E per quanto riguarda le nuove soluzioni?
Proprio perché le distanze sono molto ampie, probabilmente in futuro bisognerà immaginare una rete di sensori collocati stabilmente sotto il livello del mare, tra loro interconnessi e in grado di aggiornare la situazione subacquea in tempo reale e in modo molto preciso. Associata a questa rete di sensori, che siano quelli che conosciamo oggi o altri più innovativi come quelli in fibra ottica, sarà necessario affiancare una rete di “attuatori”, ossia dei dispositivi che possano intervenire in tempo molto breve per verificare con più precisione quello che sta accadendo ovvero per scongiurare una possibile minaccia. Immaginiamo quindi il lavoro congiunto di queste reti subacquee di sensori e degli attuatori, oggetti autonomi che possono essere comandati e raggiungere un determinato punto al di sotto della superficie del mare per acquisire informazioni aggiuntive o per scongiurare una minaccia.
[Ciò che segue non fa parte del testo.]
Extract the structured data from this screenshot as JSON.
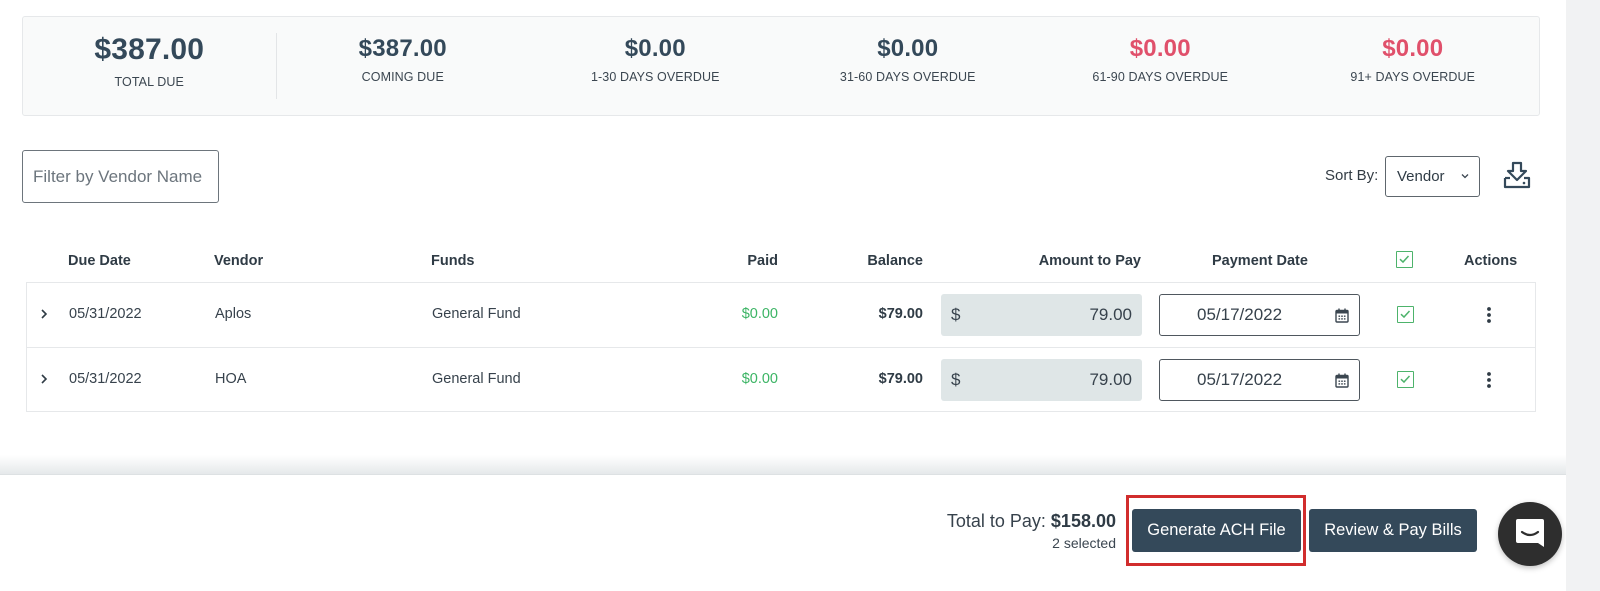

La gestione di questa rete formata dalle piattaforme classiche e dai sensori e i veicoli automatizzati di nuova generazione richiederà l’utilizzo anche di nuovi sistemi di gestione dei mezzi. Un compito non facile, vista la difficoltà di comunicare sott’acqua e l’aumentata quantità di dati restituita dai nuovi sistemi. Quali sono le principali difficoltà, e quali le soluzioni, per gestire le operazioni sottomarine?
Il principale problema con cui ci si confronta sott’acqua è la comunicazione, perché le onde elettromagnetiche non si propagano e c’è scarsa visibilità. Possiamo fare affidamento solo alle onde acustiche, che tuttavia sono variabili a causa dell’impatto delle condizioni meteo marine, della temperatura e della salinità del mare. Una possibile risposta a queste criticità è quella di creare le cosiddette Sea bed infrastructure, ossia delle infrastrutture residenti sul fondale marino, connesse a terra per gli aspetti di potenza, energia e trasmissione dati, che fungono da centri di appoggio per tutti i sensori, le tecnologie, i droni che operano sotto al mare. In questa direzione sta andando anche la Commissione europea con il Fondo europeo della Difesa (Edf), che quest’anno mette a bando 45 milioni di euro proprio per proposte relative alla realizzazione di Sea bed infrastructure.